About 10 Avon Carrow
Avon Carrow is a beautiful, large hunting lodge built in 1896 after the style of an Oxford College. It is now divided into 16 privately owned properties, two of which are opening their own gardens for Avon Dassett Open Gardens – No 10, and East Wing. There is quite a long walk up the drive to enter the gardens.
No 10 is a 60 metre long garden on two levels, designed in 2002 by Romy Rawlings, the owner’s daughter. You enter from the bottom of the garden and pass through a series of rooms, defined by hedging. You pass by a cut-leaf red elder and an informal planting of bushes, plants and trees. Other areas include a low parterre of vegetables and soft fruit. As we approach nearer the house prominent red shrubs include a smoke tree and a Physocarpus.

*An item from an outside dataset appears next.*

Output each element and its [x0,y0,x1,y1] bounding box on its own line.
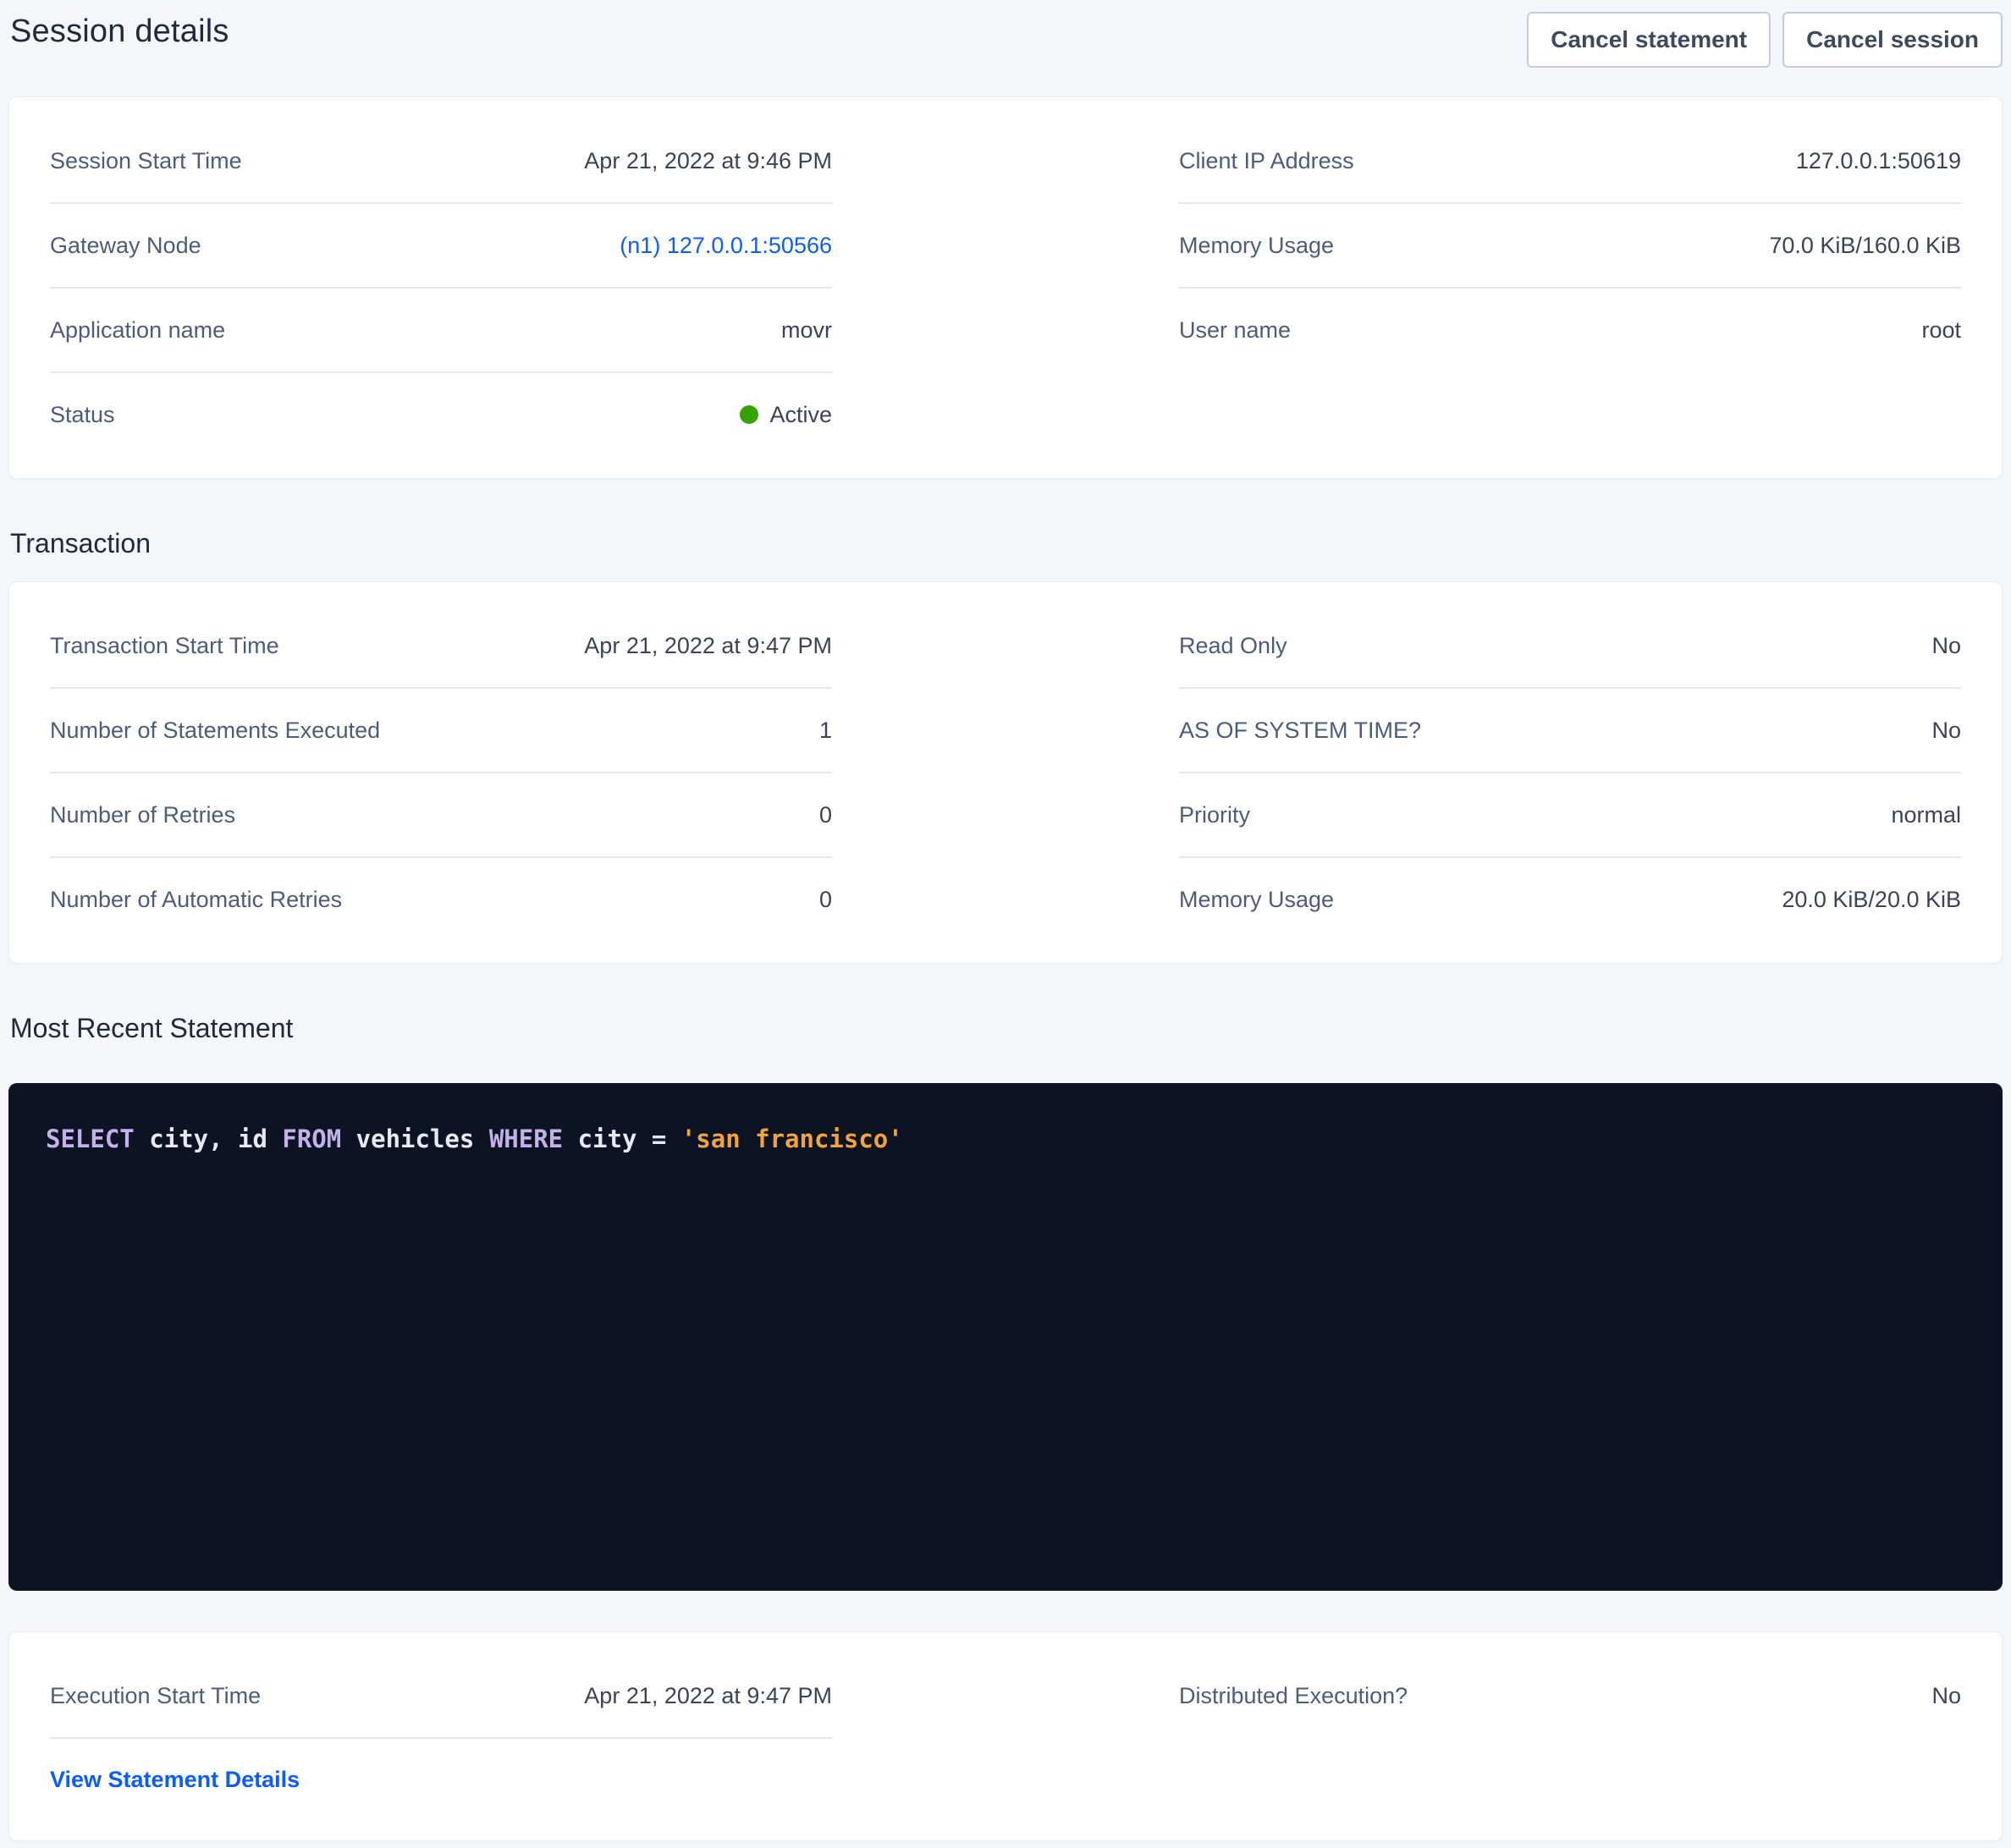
detail-value: 0 [819,886,832,913]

You pass through a gap in yew hedging down steep steps into the area immediately to the rear of the house, which is a conversion from the original stable area. A lawn conveys a sense of space, confirmed by gentle planting which includes lady’s mantle. Roses grow against the wall, and in one corner is a small seating area with a bank of pots of varied colourful plants and a clematis providing a splash of colour on the fencing.
Well-placed bird feeders attract a good following, including spotted woodpeckers, nuthatches and quite tame blackbirds.